Be physically active
Adults: Get at least 150 minutes of moderate intensity or 75 minutes of vigorous intensity activity each week (or a combination of these), preferably spread throughout the week.
Children and teens: Get at least 1 hour of moderate or vigorous intensity activity each day, with vigorous activity on at least 3 days each week.
Limit sedentary behavior such as sitting, lying down, watching TV, and other forms of screen-based entertainment.
Doing some physical activity above usual activities, no matter what one’s level of activity, can have many health benefits.
Maintain a healthy weight
Achieve and maintain a healthy weight throughout life. Be as lean as possible throughout life without being underweight.
Avoid excess weight gain at all ages. For those who are overweight or obese, losing even a small amount of weight has health benefits and is a good place to start.
Get regular physical activity and limit intake of high-calorie foods and drinks as keys to help maintain a healthy weight.
Cauliflower Mashed “Potatoes” Recipe
1 head of cauliflower
3 tablespoons milk
1 tablespoon butter
2 tablespoons light sour cream or plain Greek yogurt
1 – 2 cloves garlic, minced
1/4 teaspoon salt
Ground black pepper (to taste)
- Separate the cauliflower into florets and chop the core finely.
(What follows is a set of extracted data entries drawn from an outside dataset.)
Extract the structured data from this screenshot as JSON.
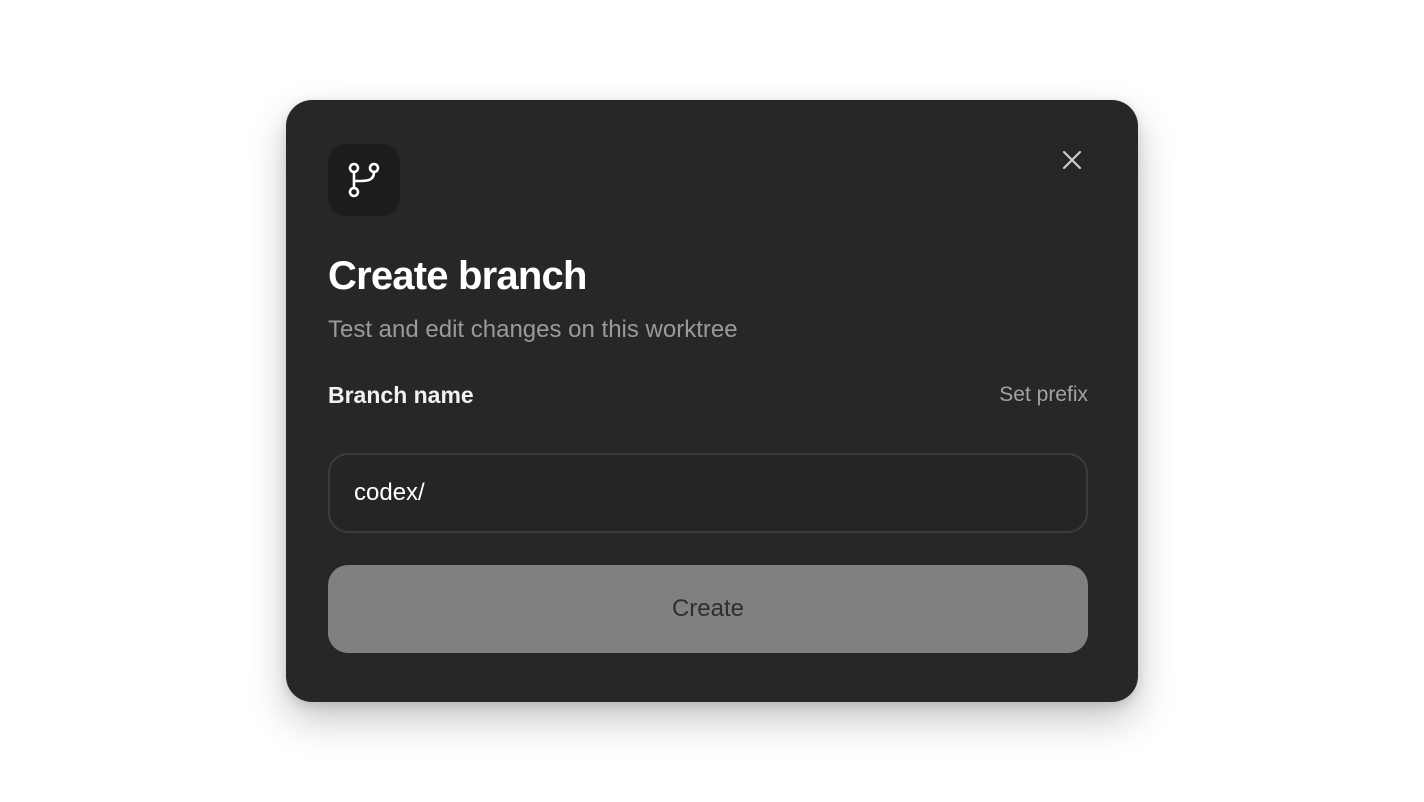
{
  "dialog": {
    "icon": "git-branch-icon",
    "close_icon": "close-icon",
    "title": "Create branch",
    "subtitle": "Test and edit changes on this worktree",
    "field_label": "Branch name",
    "set_prefix_label": "Set prefix",
    "branch_input": {
      "value": "codex/",
      "placeholder": ""
    },
    "create_label": "Create"
  },
  "colors": {
    "dialog_background": "#272727",
    "icon_tile": "#1c1c1c",
    "title_text": "#ffffff",
    "muted_text": "#9a9a9a",
    "input_border": "#3c3c3c",
    "create_button_disabled": "#808080"
  }
}
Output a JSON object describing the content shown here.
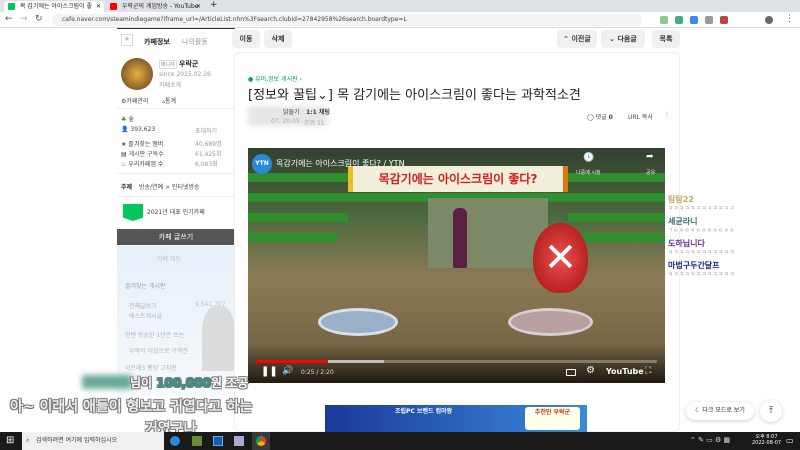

- Bring about 1 cup of water to a simmer in a pot, then add the cauliflower. Cover and turn the heat to medium. Cook the cauliflower for 12-15 minutes or until very tender.
- Drain and discard all of the water (pat dry with paper toweling — the drier the cauliflower is, the better) and add the milk, butter, sour cream, salt and pepper and mash with a masher until it looks like “mashed potatoes.”